Of course, every politician faces the reality of the challenges of fulfilling campaign promises and winning legislative battles. And the US executive branch is designed so that no president can wave his wand and enact major change to the country. Trump’s first-week executive orders attempted to cut through the process, but as his initial immigration order suffered setbacks it’s clear he can’t do everything himself – even sending in the Feds, whatever that means.

Critics have labeled a lot of Trump’s talk as fear-mongering, and fact-checkers have been quick to point out the falsehoods he puts out. But Trump’s fears (or at least talking points) related to big-city violence do hold “mostly true” per Politifact, at least for previous years. So there is clearly a violence (and gun) problem in American cities, and specifically Chicago, according to Trump. So what’s the problem?

Action. As with many political issues, action can be divisive and controversial. Fixing Chicago’s violence problem could be both, and will involve more from Trump than calling the city out in his speeches as he did Tuesday night – assailing the city’s thousands shot over the past years as a reality “not acceptable in our society.” Correct, so where’s the plan to fix it?

The Chicago Police Department is currently working to fight the resurgent, emboldened, disorganized, and often random gang violence that has spurred the recent uptick. Their strategy should be changing, and hopefully is, to more forcefully policing of the city’s highest crime neighborhoods such as Englewood and Austin. Progress still has to be made, but that is an area Chicago can help itself in. “Sending in the feds” will only serve to disrupt any progress currently on the table, or even result in an escalation Chicago can’t afford.

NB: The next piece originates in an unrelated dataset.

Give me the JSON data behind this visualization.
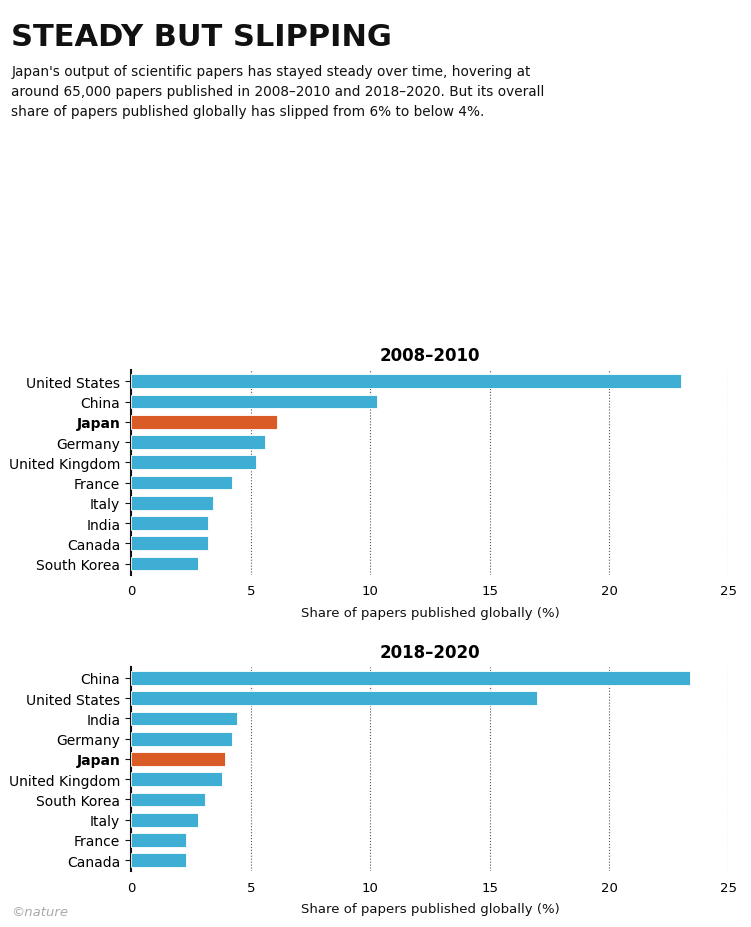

The results of Obama-era DoJ audits of police departments nationwide are apparently in jeopardy, after Attorney General Jeff Sessions recently expressed that he plans to “pull back” on federal look-ins on troubled agencies. One such report by the Justice Department released this year after a long investigation found that Chicago police practices failed citizens and officers alike and that the department infringed on civil rights. While harsh, the report resulted in assurances that the city and DoJ would move forward to improve CPD practices to help protect citizens. In stepping back on such reports and the conversations that resulted, Sessions and Trump do more harm to Chicago policing than “sending in the Feds” could ever do good.

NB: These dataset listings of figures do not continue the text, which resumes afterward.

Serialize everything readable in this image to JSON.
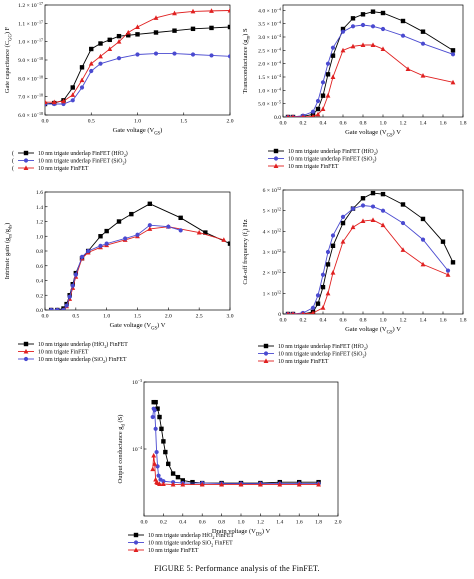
{
  "caption": "FIGURE 5: Performance analysis of the FinFET.",
  "colors": {
    "hfo2": "#000000",
    "sio2": "#4a4ad0",
    "finfet": "#e02020"
  },
  "chart_data": [
    {
      "type": "line",
      "title": "",
      "xlabel": "Gate voltage (V_GS)",
      "ylabel": "Gate capacitance (C_GG) F",
      "xlim": [
        0,
        2.0
      ],
      "ylim": [
        6e-18,
        1.2e-17
      ],
      "xticks": [
        "0.0",
        "0.5",
        "1.0",
        "1.5",
        "2.0"
      ],
      "yticks": [
        "6.0 × 10^−18",
        "7.0 × 10^−18",
        "8.0 × 10^−18",
        "9.0 × 10^−18",
        "1.0 × 10^−17",
        "1.1 × 10^−17",
        "1.2 × 10^−17"
      ],
      "series": [
        {
          "name": "10 nm trigate underlap FinFET (HfO2)",
          "color": "#000000",
          "marker": "square",
          "x": [
            0,
            0.1,
            0.2,
            0.3,
            0.4,
            0.5,
            0.6,
            0.7,
            0.8,
            0.9,
            1.0,
            1.2,
            1.4,
            1.6,
            1.8,
            2.0
          ],
          "y": [
            6.6e-18,
            6.65e-18,
            6.8e-18,
            7.5e-18,
            8.6e-18,
            9.6e-18,
            9.9e-18,
            1.01e-17,
            1.03e-17,
            1.035e-17,
            1.04e-17,
            1.05e-17,
            1.06e-17,
            1.07e-17,
            1.075e-17,
            1.08e-17
          ]
        },
        {
          "name": "10 nm trigate underlap FinFET (SiO2)",
          "color": "#4a4ad0",
          "marker": "circle",
          "x": [
            0,
            0.1,
            0.2,
            0.3,
            0.4,
            0.5,
            0.6,
            0.8,
            1.0,
            1.2,
            1.4,
            1.6,
            1.8,
            2.0
          ],
          "y": [
            6.6e-18,
            6.6e-18,
            6.6e-18,
            6.8e-18,
            7.5e-18,
            8.4e-18,
            8.8e-18,
            9.1e-18,
            9.3e-18,
            9.35e-18,
            9.35e-18,
            9.3e-18,
            9.25e-18,
            9.2e-18
          ]
        },
        {
          "name": "10 nm trigate FinFET",
          "color": "#e02020",
          "marker": "triangle",
          "x": [
            0,
            0.1,
            0.2,
            0.3,
            0.4,
            0.5,
            0.6,
            0.7,
            0.8,
            0.9,
            1.0,
            1.2,
            1.4,
            1.6,
            1.8,
            2.0
          ],
          "y": [
            6.7e-18,
            6.7e-18,
            6.75e-18,
            7.1e-18,
            7.9e-18,
            8.8e-18,
            9.2e-18,
            9.6e-18,
            1e-17,
            1.05e-17,
            1.08e-17,
            1.13e-17,
            1.155e-17,
            1.165e-17,
            1.168e-17,
            1.17e-17
          ]
        }
      ],
      "legend": {
        "placement": "bottom",
        "entries": [
          "10 nm trigate underlap FinFET (HfO2)",
          "10 nm trigate underlap FinFET (SiO2)",
          "10 nm trigate FinFET"
        ],
        "prefix": [
          "(",
          "(",
          "("
        ]
      }
    },
    {
      "type": "line",
      "title": "",
      "xlabel": "Gate voltage (V_GS) V",
      "ylabel": "Transconductance (g_m) S",
      "xlim": [
        0,
        1.8
      ],
      "ylim": [
        0,
        0.00042
      ],
      "xticks": [
        "0.0",
        "0.2",
        "0.4",
        "0.6",
        "0.8",
        "1.0",
        "1.2",
        "1.4",
        "1.6",
        "1.8"
      ],
      "yticks": [
        "0.0",
        "5.0 × 10^−5",
        "1.0 × 10^−4",
        "1.5 × 10^−4",
        "2.0 × 10^−4",
        "2.5 × 10^−4",
        "3.0 × 10^−4",
        "3.5 × 10^−4",
        "4.0 × 10^−4"
      ],
      "series": [
        {
          "name": "10 nm trigate underlap FinFET (HfO2)",
          "color": "#000000",
          "marker": "square",
          "x": [
            0.05,
            0.1,
            0.2,
            0.3,
            0.35,
            0.4,
            0.45,
            0.5,
            0.6,
            0.7,
            0.8,
            0.9,
            1.0,
            1.2,
            1.4,
            1.7
          ],
          "y": [
            0.0,
            0.0,
            2e-06,
            1e-05,
            3e-05,
            8e-05,
            0.00016,
            0.00023,
            0.00033,
            0.00037,
            0.000385,
            0.000395,
            0.00039,
            0.00036,
            0.00032,
            0.00025
          ]
        },
        {
          "name": "10 nm trigate underlap FinFET (SiO2)",
          "color": "#4a4ad0",
          "marker": "circle",
          "x": [
            0.05,
            0.1,
            0.2,
            0.3,
            0.35,
            0.4,
            0.45,
            0.5,
            0.6,
            0.7,
            0.8,
            0.9,
            1.0,
            1.2,
            1.4,
            1.7
          ],
          "y": [
            0.0,
            0.0,
            5e-06,
            2e-05,
            6e-05,
            0.00013,
            0.0002,
            0.00026,
            0.00032,
            0.00034,
            0.000345,
            0.00034,
            0.00033,
            0.000305,
            0.000275,
            0.000235
          ]
        },
        {
          "name": "10 nm trigate FinFET",
          "color": "#e02020",
          "marker": "triangle",
          "x": [
            0.05,
            0.1,
            0.2,
            0.3,
            0.35,
            0.4,
            0.45,
            0.5,
            0.6,
            0.7,
            0.8,
            0.9,
            1.0,
            1.25,
            1.4,
            1.7
          ],
          "y": [
            0.0,
            0.0,
            0.0,
            2e-06,
            1e-05,
            3e-05,
            8e-05,
            0.00015,
            0.00025,
            0.000265,
            0.00027,
            0.00027,
            0.000255,
            0.00018,
            0.000155,
            0.00013
          ]
        }
      ],
      "legend": {
        "placement": "bottom",
        "entries": [
          "10 nm trigate underlap FinFET (HfO2)",
          "10 nm trigate underlap FinFET (SiO2)",
          "10 nm trigate FinFET"
        ]
      }
    },
    {
      "type": "line",
      "title": "",
      "xlabel": "Gate voltage (V_GS) V",
      "ylabel": "Intrinsic gain (g_m/g_ds)",
      "xlim": [
        0,
        3.0
      ],
      "ylim": [
        0,
        1.6
      ],
      "xticks": [
        "0.0",
        "0.5",
        "1.0",
        "1.5",
        "2.0",
        "2.5",
        "3.0"
      ],
      "yticks": [
        "0.0",
        "0.2",
        "0.4",
        "0.6",
        "0.8",
        "1.0",
        "1.2",
        "1.4",
        "1.6"
      ],
      "series": [
        {
          "name": "10 nm trigate underlap (HfO2) FinFET",
          "color": "#000000",
          "marker": "square",
          "x": [
            0.1,
            0.2,
            0.3,
            0.35,
            0.4,
            0.45,
            0.5,
            0.6,
            0.7,
            0.9,
            1.0,
            1.2,
            1.4,
            1.7,
            2.2,
            2.6,
            3.0
          ],
          "y": [
            0.0,
            0.0,
            0.02,
            0.08,
            0.2,
            0.35,
            0.5,
            0.7,
            0.8,
            1.0,
            1.07,
            1.2,
            1.3,
            1.44,
            1.25,
            1.05,
            0.9
          ]
        },
        {
          "name": "10 nm trigate FinFET",
          "color": "#e02020",
          "marker": "triangle",
          "x": [
            0.1,
            0.2,
            0.3,
            0.35,
            0.4,
            0.45,
            0.5,
            0.6,
            0.7,
            0.9,
            1.0,
            1.3,
            1.5,
            1.7,
            2.0,
            2.5,
            2.9
          ],
          "y": [
            0.0,
            0.0,
            0.0,
            0.05,
            0.15,
            0.3,
            0.45,
            0.7,
            0.78,
            0.85,
            0.88,
            0.95,
            1.0,
            1.1,
            1.13,
            1.05,
            0.95
          ]
        },
        {
          "name": "10 nm trigate underlap (SiO2) FinFET",
          "color": "#4a4ad0",
          "marker": "circle",
          "x": [
            0.1,
            0.2,
            0.3,
            0.35,
            0.4,
            0.45,
            0.5,
            0.6,
            0.7,
            0.9,
            1.0,
            1.3,
            1.5,
            1.7,
            2.0,
            2.2
          ],
          "y": [
            0.0,
            0.0,
            0.0,
            0.06,
            0.18,
            0.33,
            0.48,
            0.72,
            0.8,
            0.87,
            0.9,
            0.97,
            1.02,
            1.15,
            1.13,
            1.08
          ]
        }
      ],
      "legend": {
        "placement": "bottom",
        "entries": [
          "10 nm trigate underlap (HfO2) FinFET",
          "10 nm trigate FinFET",
          "10 nm trigate underlap (SiO2) FinFET"
        ]
      }
    },
    {
      "type": "line",
      "title": "",
      "xlabel": "Gate voltage (V_GS) V",
      "ylabel": "Cut-off frequency (f_t) Hz",
      "xlim": [
        0,
        1.8
      ],
      "ylim": [
        0,
        6000000000000.0
      ],
      "xticks": [
        "0.0",
        "0.2",
        "0.4",
        "0.6",
        "0.8",
        "1.0",
        "1.2",
        "1.4",
        "1.6",
        "1.8"
      ],
      "yticks": [
        "0",
        "1 × 10^12",
        "2 × 10^12",
        "3 × 10^12",
        "4 × 10^12",
        "5 × 10^12",
        "6 × 10^12"
      ],
      "series": [
        {
          "name": "10 nm trigate underlap FinFET (HfO2)",
          "color": "#000000",
          "marker": "square",
          "x": [
            0.05,
            0.1,
            0.2,
            0.3,
            0.35,
            0.4,
            0.45,
            0.5,
            0.6,
            0.7,
            0.8,
            0.9,
            1.0,
            1.2,
            1.4,
            1.6,
            1.7
          ],
          "y": [
            0.0,
            0.0,
            0.0,
            100000000000.0,
            500000000000.0,
            1300000000000.0,
            2400000000000.0,
            3300000000000.0,
            4400000000000.0,
            5100000000000.0,
            5600000000000.0,
            5850000000000.0,
            5800000000000.0,
            5300000000000.0,
            4600000000000.0,
            3500000000000.0,
            2500000000000.0
          ]
        },
        {
          "name": "10 nm trigate underlap FinFET (SiO2)",
          "color": "#4a4ad0",
          "marker": "circle",
          "x": [
            0.05,
            0.1,
            0.2,
            0.3,
            0.35,
            0.4,
            0.45,
            0.5,
            0.6,
            0.7,
            0.8,
            0.9,
            1.0,
            1.2,
            1.4,
            1.65
          ],
          "y": [
            0.0,
            0.0,
            50000000000.0,
            300000000000.0,
            900000000000.0,
            1900000000000.0,
            3000000000000.0,
            3800000000000.0,
            4700000000000.0,
            5100000000000.0,
            5250000000000.0,
            5200000000000.0,
            5000000000000.0,
            4400000000000.0,
            3600000000000.0,
            2100000000000.0
          ]
        },
        {
          "name": "10 nm trigate FinFET",
          "color": "#e02020",
          "marker": "triangle",
          "x": [
            0.05,
            0.1,
            0.2,
            0.3,
            0.4,
            0.45,
            0.5,
            0.6,
            0.7,
            0.8,
            0.9,
            1.0,
            1.2,
            1.4,
            1.65
          ],
          "y": [
            0.0,
            0.0,
            0.0,
            50000000000.0,
            300000000000.0,
            1000000000000.0,
            2000000000000.0,
            3500000000000.0,
            4200000000000.0,
            4500000000000.0,
            4550000000000.0,
            4300000000000.0,
            3100000000000.0,
            2400000000000.0,
            1900000000000.0
          ]
        }
      ],
      "legend": {
        "placement": "bottom",
        "entries": [
          "10 nm trigate underlap FinFET (HfO2)",
          "10 nm trigate underlap FinFET (SiO2)",
          "10 nm trigate FinFET"
        ]
      }
    },
    {
      "type": "line",
      "title": "",
      "xlabel": "Drain voltage (V_DS) V",
      "ylabel": "Output conductance g_d (S)",
      "xscale": "log-y",
      "xlim": [
        0.0,
        2.0
      ],
      "ylim": [
        1e-05,
        0.001
      ],
      "xticks": [
        "0.0",
        "0.2",
        "0.4",
        "0.6",
        "0.8",
        "1.0",
        "1.2",
        "1.4",
        "1.6",
        "1.8",
        "2.0"
      ],
      "yticks": [
        "10^−3",
        "10^−4"
      ],
      "series": [
        {
          "name": "10 nm trigate underlap HfO2 FinFET",
          "color": "#000000",
          "marker": "square",
          "x": [
            0.1,
            0.12,
            0.14,
            0.16,
            0.18,
            0.2,
            0.22,
            0.25,
            0.3,
            0.35,
            0.4,
            0.5,
            0.6,
            0.8,
            1.0,
            1.2,
            1.4,
            1.6,
            1.8
          ],
          "y": [
            0.0005,
            0.0005,
            0.0004,
            0.0003,
            0.0002,
            0.00013,
            9e-05,
            6e-05,
            4.3e-05,
            3.8e-05,
            3.4e-05,
            3.2e-05,
            3.1e-05,
            3.1e-05,
            3.1e-05,
            3.1e-05,
            3.2e-05,
            3.2e-05,
            3.2e-05
          ]
        },
        {
          "name": "10 nm trigate underlap SiO2 FinFET",
          "color": "#4a4ad0",
          "marker": "circle",
          "x": [
            0.09,
            0.1,
            0.11,
            0.12,
            0.13,
            0.14,
            0.15,
            0.17,
            0.2,
            0.3,
            0.4,
            0.6,
            0.8,
            1.0,
            1.2,
            1.4,
            1.6,
            1.8
          ],
          "y": [
            0.0003,
            0.0004,
            0.00038,
            0.0002,
            9e-05,
            5.5e-05,
            4e-05,
            3.5e-05,
            3.3e-05,
            3.2e-05,
            3.1e-05,
            3.1e-05,
            3.05e-05,
            3.05e-05,
            3.05e-05,
            3.05e-05,
            3.05e-05,
            3.05e-05
          ]
        },
        {
          "name": "10 nm trigate FinFET",
          "color": "#e02020",
          "marker": "triangle",
          "x": [
            0.09,
            0.1,
            0.11,
            0.12,
            0.13,
            0.14,
            0.16,
            0.2,
            0.3,
            0.4,
            0.6,
            0.8,
            1.0,
            1.2,
            1.4,
            1.6,
            1.8
          ],
          "y": [
            5e-05,
            8e-05,
            6e-05,
            3.5e-05,
            3.2e-05,
            3.1e-05,
            3e-05,
            3e-05,
            2.95e-05,
            2.95e-05,
            2.95e-05,
            2.95e-05,
            2.95e-05,
            2.95e-05,
            2.95e-05,
            2.95e-05,
            2.95e-05
          ]
        }
      ],
      "legend": {
        "placement": "bottom",
        "entries": [
          "10 nm trigate underlap HfO2 FinFET",
          "10 nm trigate underlap SiO2 FinFET",
          "10 nm trigate FinFET"
        ]
      }
    }
  ]
}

Instead of talking on, or stepping back on progress, Trump could also utilize Betsy DeVos to revitalize Chicago’s failing school system. It’s terrible by all accounts, and thousands of the city’s kids aren’t getting the education or support they need. DeVos was one of Trump’s most scrutinized picks, but what if she managed to look into Chicago and other cities with troubled schools and work to find a solution? It wouldn’t be easy, but it would be meaningful effort from higher up.

Helping the schools and police seem like common-sense solutions to any area affected by crime and violence. Hopefully the Trump administration sees that, and can work on those aspects before any more talking points on carnage and federal troops.